Presented By: William Alley, Wake Forest School of Medicine
Co-Authors: Janet Tooze, Wake Forest School of Medicine
Andrea Vallevand, Wake Forest School of Medicine
Catherine Wares, Atrium Health Carolinas Medical Center
Purpose
Unstructured oral examinations (OE) have been criticized for lack of reliability and the potential for bias, but structured OEs may be valuable tools for evaluating clinical skills and reasoning and mitigate subjectivity and unintended bias towards URM students. We aim to retrospectively investigate Emergency Medicine (EM) OE scores between students self-categorized by gender as well as Underrepresented Minority (URM), Asian Pacific Islander (API), or White for evidence of unintended bias.
Methods
Multiple clinical cases for two common chief complaints were developed by board-certified EM faculty. Each case is highly structured and standardized, including the final diagnosis, time allotted, and critical components. Faculty assessors were oriented to the cases and assessment tool.
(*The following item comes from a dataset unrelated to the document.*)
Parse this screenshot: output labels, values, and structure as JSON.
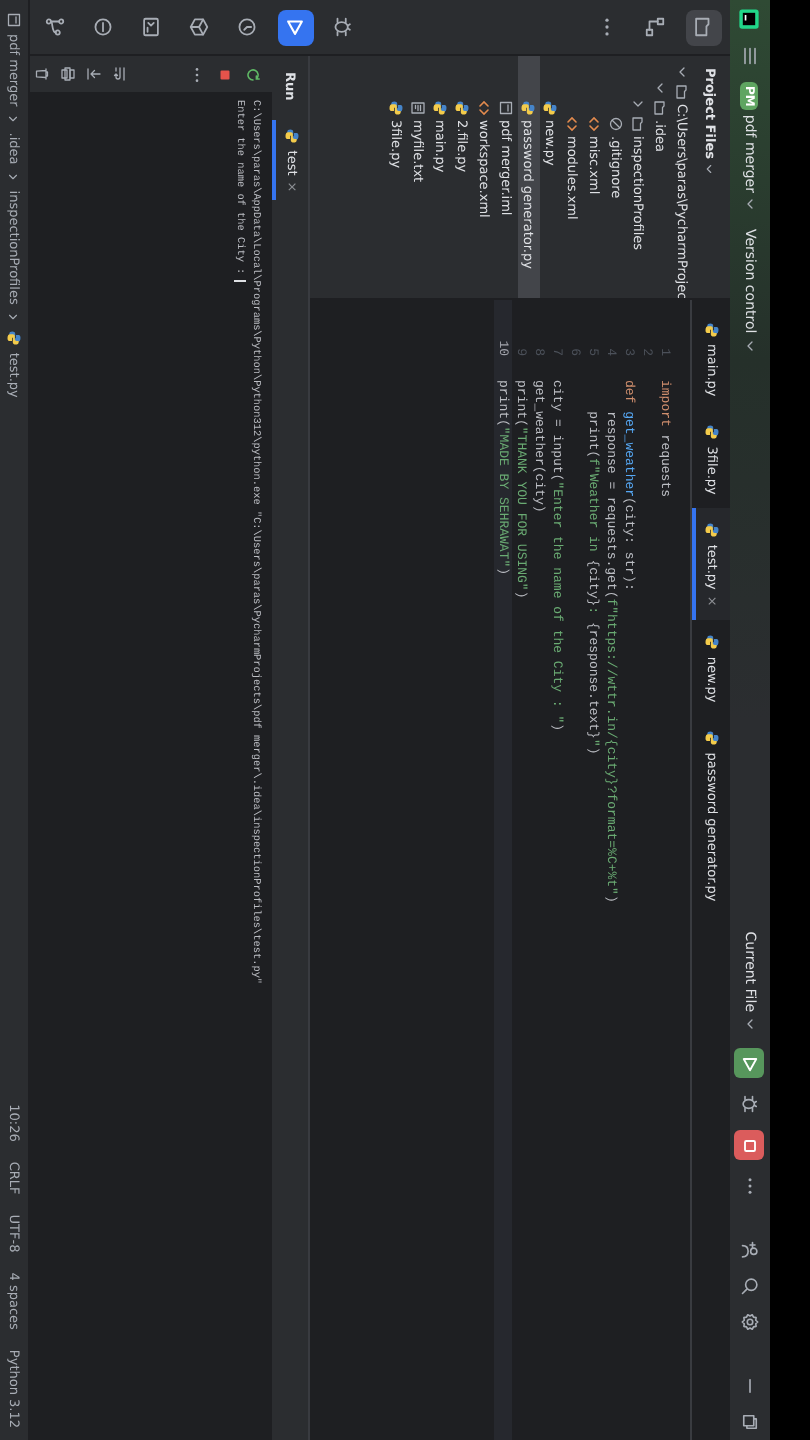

Every EM clerkship student is required to take the OE, which consists of two 15-minute cases. Scores converted to a 0.0-4.0 scale. OE data were analyzed using factorial analysis of covariance and Levene's test (independent variables: race and gender; covariates: Step 1 score and rotation number).
Results
Data from seven cohorts were analyzed (n = 806: range 96 to 135/cohort). Self-reported race and gender demographics: API = 164(20.3%); URM = 131(16.3%); White = 511 (63.4%); Male = 396(49%); Female = 411(51%). Step 1 performance was significantly related to OE scores on six of seven analyses (all p ? .03), EM rotation timing on two of seven analyses (p = .002 and .035). There were no statistically significant differences for the main effect of race. The main effect of gender was significant for one cohort (p ? .011, estimated mean: female 2.88 and male 2.72).
Conclusion
Integrating structured, standardized oral examinations can provide a valuable method for assessing EM clerkship students without introducing unintended bias.